The VMDA file is a random access binary file containing all data records. The record length is computed from the total number of numeric fields multiplied by 8 (they are stored in Fortran double precision format), the total number of bytes in alpha fields, plus one additional byte for each field to hold the Codd mark - non-blank is an indicator of absent data, with the actual mark used defining the reason for absence, for example 'A' for simply missing, or 'I' for missing and inapplicable. The use of these marks allows implementation of open-world database management.

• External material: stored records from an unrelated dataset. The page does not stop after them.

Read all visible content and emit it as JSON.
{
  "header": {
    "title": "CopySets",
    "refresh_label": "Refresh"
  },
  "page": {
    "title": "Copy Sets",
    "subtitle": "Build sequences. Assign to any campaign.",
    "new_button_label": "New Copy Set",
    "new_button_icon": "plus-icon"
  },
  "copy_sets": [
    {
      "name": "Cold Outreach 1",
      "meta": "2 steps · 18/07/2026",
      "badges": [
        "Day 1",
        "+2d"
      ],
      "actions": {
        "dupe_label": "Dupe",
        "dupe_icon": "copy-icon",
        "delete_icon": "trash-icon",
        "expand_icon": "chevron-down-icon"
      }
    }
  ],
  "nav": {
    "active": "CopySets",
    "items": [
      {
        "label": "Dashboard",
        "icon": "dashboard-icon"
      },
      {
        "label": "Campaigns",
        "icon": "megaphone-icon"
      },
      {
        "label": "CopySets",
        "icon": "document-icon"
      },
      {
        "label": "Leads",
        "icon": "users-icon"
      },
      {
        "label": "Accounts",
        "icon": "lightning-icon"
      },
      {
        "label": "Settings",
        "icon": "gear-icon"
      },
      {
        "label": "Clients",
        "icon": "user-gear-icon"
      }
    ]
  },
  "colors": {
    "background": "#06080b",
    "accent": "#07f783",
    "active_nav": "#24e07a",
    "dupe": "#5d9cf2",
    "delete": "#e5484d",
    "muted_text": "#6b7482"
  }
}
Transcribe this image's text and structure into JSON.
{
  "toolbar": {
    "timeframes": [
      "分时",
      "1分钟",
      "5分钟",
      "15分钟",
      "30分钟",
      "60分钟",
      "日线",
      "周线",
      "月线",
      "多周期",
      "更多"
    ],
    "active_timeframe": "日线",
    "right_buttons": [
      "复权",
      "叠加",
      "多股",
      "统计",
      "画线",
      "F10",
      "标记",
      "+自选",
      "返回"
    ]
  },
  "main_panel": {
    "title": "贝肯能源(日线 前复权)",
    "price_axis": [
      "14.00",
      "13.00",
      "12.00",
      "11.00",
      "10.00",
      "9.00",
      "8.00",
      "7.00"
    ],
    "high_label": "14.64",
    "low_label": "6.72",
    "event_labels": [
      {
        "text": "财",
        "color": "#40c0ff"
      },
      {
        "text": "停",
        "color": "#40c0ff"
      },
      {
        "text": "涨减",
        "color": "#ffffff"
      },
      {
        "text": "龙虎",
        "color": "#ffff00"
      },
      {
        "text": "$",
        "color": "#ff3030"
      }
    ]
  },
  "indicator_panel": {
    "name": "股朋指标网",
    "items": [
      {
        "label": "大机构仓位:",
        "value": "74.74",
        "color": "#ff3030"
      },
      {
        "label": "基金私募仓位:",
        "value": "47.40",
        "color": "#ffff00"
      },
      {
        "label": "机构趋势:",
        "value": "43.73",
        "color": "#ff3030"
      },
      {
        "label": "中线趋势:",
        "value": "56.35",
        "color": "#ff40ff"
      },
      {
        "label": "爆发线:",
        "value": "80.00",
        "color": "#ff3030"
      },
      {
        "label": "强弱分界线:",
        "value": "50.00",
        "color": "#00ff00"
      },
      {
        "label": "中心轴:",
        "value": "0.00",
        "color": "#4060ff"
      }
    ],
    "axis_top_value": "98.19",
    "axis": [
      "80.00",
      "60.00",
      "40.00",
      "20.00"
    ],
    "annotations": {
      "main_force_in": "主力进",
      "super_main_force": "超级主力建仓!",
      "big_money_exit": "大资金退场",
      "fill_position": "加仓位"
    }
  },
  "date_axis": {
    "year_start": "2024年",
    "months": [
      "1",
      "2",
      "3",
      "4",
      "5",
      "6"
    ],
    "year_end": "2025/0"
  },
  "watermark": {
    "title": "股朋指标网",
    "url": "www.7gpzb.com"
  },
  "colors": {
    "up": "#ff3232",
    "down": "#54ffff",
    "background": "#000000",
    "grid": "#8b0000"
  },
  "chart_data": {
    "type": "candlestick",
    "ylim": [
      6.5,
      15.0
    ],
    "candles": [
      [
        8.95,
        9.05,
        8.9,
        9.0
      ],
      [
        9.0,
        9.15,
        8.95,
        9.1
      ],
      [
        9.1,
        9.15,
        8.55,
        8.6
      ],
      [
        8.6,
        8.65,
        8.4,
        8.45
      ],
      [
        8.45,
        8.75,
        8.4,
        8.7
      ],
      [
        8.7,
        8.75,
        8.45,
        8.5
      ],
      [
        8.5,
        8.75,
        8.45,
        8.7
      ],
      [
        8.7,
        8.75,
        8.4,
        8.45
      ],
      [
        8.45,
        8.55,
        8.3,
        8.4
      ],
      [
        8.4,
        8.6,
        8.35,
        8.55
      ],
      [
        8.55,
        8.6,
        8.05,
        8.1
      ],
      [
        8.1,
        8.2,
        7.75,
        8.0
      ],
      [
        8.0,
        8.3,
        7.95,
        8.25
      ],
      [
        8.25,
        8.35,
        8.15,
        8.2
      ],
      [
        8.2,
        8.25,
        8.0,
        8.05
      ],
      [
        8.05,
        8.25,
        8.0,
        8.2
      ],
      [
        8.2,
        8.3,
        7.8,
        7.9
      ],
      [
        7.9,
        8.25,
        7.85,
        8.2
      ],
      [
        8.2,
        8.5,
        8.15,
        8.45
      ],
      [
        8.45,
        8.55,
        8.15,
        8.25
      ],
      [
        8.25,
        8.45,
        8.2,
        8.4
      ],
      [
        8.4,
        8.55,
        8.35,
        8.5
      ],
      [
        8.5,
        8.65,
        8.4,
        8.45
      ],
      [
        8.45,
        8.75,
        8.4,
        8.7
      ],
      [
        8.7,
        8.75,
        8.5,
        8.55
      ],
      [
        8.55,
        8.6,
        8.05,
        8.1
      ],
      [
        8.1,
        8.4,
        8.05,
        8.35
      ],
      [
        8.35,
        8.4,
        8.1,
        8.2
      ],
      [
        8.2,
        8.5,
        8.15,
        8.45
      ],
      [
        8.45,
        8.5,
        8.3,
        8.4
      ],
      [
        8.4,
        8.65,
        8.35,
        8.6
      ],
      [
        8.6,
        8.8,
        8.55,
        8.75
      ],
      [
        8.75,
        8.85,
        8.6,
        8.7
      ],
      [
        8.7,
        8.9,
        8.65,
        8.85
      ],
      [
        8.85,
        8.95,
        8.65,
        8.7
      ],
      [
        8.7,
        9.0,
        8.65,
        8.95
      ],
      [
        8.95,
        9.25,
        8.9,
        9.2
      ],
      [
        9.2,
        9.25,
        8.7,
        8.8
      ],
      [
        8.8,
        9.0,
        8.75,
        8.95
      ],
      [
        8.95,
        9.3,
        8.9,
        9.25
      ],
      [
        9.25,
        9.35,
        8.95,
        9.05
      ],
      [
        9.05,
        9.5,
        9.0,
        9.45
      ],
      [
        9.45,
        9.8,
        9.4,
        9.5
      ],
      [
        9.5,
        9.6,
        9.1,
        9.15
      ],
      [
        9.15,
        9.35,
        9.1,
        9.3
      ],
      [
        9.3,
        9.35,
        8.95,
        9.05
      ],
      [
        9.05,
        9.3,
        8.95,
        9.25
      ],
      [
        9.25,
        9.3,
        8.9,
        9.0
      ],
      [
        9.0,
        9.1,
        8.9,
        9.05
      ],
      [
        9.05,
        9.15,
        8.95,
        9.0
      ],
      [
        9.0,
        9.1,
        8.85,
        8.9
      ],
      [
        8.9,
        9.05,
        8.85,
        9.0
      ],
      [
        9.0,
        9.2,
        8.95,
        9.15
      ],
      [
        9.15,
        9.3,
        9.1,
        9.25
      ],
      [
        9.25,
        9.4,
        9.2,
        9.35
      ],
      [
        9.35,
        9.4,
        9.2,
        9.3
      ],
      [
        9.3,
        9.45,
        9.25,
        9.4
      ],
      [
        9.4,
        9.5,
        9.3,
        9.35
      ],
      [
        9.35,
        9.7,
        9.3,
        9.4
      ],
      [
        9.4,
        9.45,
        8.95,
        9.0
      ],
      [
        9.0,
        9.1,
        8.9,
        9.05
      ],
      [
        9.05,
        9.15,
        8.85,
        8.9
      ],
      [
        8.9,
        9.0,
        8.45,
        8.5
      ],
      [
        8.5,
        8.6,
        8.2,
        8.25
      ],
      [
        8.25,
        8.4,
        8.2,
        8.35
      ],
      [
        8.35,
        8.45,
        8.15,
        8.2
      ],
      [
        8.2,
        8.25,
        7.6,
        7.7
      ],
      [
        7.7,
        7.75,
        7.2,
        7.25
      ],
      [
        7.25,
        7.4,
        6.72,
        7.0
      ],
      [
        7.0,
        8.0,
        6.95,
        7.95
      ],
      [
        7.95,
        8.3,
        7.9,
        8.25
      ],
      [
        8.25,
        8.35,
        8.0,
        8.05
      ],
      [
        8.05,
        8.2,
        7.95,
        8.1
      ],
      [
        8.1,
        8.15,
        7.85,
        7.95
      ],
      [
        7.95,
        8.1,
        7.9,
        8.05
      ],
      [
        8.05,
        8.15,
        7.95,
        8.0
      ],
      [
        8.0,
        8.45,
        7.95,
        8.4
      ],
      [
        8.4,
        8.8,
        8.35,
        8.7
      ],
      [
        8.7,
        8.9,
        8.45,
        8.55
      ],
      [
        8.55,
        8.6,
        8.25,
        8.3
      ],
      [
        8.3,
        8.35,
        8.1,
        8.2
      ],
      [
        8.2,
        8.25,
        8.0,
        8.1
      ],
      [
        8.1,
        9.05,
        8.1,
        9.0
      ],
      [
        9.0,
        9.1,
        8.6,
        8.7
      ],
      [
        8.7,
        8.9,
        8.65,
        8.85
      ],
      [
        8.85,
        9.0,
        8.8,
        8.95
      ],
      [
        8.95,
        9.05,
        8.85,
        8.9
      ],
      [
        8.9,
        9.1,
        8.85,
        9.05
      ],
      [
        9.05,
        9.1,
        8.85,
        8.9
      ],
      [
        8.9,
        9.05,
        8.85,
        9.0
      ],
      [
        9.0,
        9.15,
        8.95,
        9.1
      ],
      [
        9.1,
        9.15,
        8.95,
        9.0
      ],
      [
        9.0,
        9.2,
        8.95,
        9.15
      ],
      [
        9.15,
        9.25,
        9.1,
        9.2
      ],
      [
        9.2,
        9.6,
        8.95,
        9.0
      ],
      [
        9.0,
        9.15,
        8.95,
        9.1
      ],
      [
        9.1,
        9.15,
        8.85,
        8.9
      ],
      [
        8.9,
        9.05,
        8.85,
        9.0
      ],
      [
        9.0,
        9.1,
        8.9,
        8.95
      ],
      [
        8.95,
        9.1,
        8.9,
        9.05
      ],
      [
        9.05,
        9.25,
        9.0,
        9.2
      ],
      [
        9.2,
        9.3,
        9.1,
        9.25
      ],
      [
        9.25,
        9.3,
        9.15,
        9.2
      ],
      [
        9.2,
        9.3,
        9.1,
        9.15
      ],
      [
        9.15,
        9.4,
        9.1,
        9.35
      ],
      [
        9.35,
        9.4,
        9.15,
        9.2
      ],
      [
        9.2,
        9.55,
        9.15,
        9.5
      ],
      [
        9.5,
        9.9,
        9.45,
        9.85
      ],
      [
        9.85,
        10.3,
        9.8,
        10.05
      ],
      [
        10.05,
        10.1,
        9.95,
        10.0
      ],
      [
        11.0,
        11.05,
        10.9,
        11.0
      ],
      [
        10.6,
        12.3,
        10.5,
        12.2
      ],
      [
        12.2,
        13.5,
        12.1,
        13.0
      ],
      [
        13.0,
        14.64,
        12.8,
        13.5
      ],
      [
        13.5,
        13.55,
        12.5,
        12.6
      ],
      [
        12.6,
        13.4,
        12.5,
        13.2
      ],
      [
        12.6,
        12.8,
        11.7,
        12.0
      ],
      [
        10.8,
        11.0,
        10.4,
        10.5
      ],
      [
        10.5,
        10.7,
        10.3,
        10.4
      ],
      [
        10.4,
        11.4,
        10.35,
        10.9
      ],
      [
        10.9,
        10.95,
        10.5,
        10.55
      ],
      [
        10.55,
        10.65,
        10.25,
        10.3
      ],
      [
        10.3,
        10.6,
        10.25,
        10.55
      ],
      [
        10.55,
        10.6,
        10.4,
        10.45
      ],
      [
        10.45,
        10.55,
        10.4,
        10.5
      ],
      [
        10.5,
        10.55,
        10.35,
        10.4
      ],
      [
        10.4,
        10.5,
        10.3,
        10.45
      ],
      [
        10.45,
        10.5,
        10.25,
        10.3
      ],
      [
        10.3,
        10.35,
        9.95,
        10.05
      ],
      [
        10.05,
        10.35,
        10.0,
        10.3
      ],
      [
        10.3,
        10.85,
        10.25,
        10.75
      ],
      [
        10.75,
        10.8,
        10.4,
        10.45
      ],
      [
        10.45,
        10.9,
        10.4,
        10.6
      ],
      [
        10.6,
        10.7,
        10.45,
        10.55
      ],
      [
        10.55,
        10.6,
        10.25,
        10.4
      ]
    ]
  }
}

The VMDD file holds the data definition in a sequential formatted file, as follows:
11-8NUMREC - number of data records
9-16NUMFLD - number of stored fields
17-24NUMCON - number of file constants
Next NUMFLD recordsDefinitions for each field:
1-32Field name
33Field type N=numeric or A=text
34-41Field length: 1 for numeric fields, or the maximum number of bytes for text fields
42-49Start position for each field within data buffers. For numeric fields this is simply the word number, for text fields it is a byte number (data for the two types are held in separate buffers)
50-72For numeric fields, default value which may be used in place of missing data entries. For text fields, blank (undefined: not used)
Next NUMCON recordsDefinitions for each file constant: these are only of numeric type
1-32Constant name
50-72Numeric value of the file constant

The VMDA file holds data records in random-access binary format, containing NUMREC records of fixed length LENTOTAL bytes which is defined as:


where LENNUM is the total number of bytes of numeric data (the number of numeric fields, multiplied by 8, which is the number of bytes in a Fortran double precision variable); LENALF is the total number of bytes in text fields; NUMFLD is the total number of fields of both types - but excluding file constants.

Because of the strong typing of modern dialects of Fortran, the old G-EXEC and DATAMINE storage format, with everything held in a REAL array, can no longer be guaranteed to be accepted by Fortran compilers. It is non-standard Fortran. Therefore, in the VMDA file, numeric and character format fields are stored separately. This has the small additional benefit that for character fields with lengths that are not exact multiples of 4 bytes, there is some space saving by comparison with, for example, Datamine files. Indeed, compared with Datamine 'Extended Precision' files there is substantial space saving, as the 8-byte words of such files contain a maximum of only 4 characters.

Each record in the VMDA file contains three buffers, in the following order:

  1. Numeric data, with double precision variables holding data for numeric fields in the order in which they are defined in the VMDD file.
  2. Text data, with character format variables holding data for text fields in the order in which they are defined in the VMDD file. There is no need for any spacing or delimiter between fields as their positions and lengths are fully defined in the VMDD file.
  3. At the end of the record, Codd marks, one byte for each field whether numeric or text, in the order in which the fields are defined in the VMDD file. Any non-blank value represents missing data. These marks are described in more detail below.

The "Codd mark" is an indicator for any item in a database that the data value is missing or otherwise undefined. It is much more powerful than the NULL of SQL-based systems as it has a well-defined logical basis and, because it can have many alternative codings, it provides a means to treat databases in a more consistent and meaningful way. In his 1990 book, Codd defined two marks, 'A' for simply missing and unknown, and 'I' for missing and inapplicable. Initially these two marks will be implemented in VMine. The 'I' mark is used in situations where a value is undefined as a result of program execution - for example in an outer join where key fields in the two files being joined cannot be matched.